Using map with Vectors

user19018 picture user19018 · May 4, 2015 · Viewed 39.1k times · Source

Although vectors are best suited for procedural programming, I would like to use a map function on them. The following snippet works:

fn map<A, B>(u: &Vec<A>, f: &Fn(&A) -> B) -> Vec<B> {
    let mut res: Vec<B> = Vec::with_capacity(u.len());
    for x in u.iter() {
        res.push(f(x));
    }
    res
}

fn f(x: &i32) -> i32 {
    *x + 1
}

fn main() {
    let u = vec![1, 2, 3];
    let v = map(&u, &f);
    println!("{} {} {}", v[0], v[1], v[2]);
}

Why isn't there any such function in the standard library? (and also in std::collections::LinkedList). Is there another way to deal with it?

Answer

Chris Morgan picture Chris Morgan · May 4, 2015

Rust likes to be more general than that; mapping is done over iterators, rather than over solely vectors or slices.

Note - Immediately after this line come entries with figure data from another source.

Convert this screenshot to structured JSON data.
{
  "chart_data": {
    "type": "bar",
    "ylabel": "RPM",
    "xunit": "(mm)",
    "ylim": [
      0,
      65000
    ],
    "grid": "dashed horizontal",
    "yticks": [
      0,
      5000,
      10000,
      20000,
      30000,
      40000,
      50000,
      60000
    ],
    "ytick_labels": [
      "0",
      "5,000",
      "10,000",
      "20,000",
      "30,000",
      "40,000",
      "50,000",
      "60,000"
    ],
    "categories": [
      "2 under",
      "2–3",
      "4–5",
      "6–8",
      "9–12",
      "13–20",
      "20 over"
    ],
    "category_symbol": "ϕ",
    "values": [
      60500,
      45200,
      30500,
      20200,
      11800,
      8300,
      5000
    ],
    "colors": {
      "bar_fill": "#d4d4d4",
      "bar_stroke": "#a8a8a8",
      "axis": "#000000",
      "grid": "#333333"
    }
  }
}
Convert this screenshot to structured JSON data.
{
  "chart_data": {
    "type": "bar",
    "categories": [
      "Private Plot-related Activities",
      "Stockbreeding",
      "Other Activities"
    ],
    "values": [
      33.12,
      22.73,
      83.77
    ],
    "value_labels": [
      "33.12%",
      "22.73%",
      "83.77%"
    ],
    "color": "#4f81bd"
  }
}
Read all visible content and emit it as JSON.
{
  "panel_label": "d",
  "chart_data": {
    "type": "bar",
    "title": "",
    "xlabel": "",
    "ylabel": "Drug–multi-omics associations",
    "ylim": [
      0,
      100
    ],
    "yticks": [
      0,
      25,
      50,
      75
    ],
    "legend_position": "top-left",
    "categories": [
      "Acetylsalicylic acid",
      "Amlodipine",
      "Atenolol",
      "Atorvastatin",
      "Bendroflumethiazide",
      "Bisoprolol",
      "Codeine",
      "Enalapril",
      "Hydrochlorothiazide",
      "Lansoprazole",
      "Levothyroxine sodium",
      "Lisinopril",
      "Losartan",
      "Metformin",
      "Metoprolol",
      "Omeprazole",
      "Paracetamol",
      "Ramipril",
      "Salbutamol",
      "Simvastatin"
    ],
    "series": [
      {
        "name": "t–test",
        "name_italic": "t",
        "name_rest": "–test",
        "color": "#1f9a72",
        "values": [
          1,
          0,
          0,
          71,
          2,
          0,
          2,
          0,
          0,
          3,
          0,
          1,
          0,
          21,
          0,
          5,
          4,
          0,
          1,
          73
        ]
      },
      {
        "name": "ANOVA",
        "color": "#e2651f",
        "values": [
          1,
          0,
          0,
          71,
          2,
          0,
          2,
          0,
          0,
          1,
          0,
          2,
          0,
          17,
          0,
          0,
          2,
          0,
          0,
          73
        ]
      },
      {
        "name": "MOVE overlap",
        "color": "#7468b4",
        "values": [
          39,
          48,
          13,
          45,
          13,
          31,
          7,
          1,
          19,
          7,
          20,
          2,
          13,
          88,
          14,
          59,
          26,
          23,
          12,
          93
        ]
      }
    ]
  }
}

A couple of demonstrations:

let u = vec![1, 2, 3];
let v: Vec<_> = u.iter().map(f).collect();
let u = vec![1, 2, 3];
let v = u.iter().map(|&x| x + 1).collect::<Vec<_>>();

.collect() is probably the most magic part of it, and allows you to collect all the elements of the iterator into a large variety of different types, as shown by the implementors of FromIterator. For example, an iterator of Ts can be collected to Vec<T>, of chars can be collected to a String, of (K, V) pairs to a HashMap<K, V>, and so forth.

This way of working with iterators also means that you often won’t even need to create intermediate vectors where in other languages or with other techniques you would; this is more efficient and typically just as natural.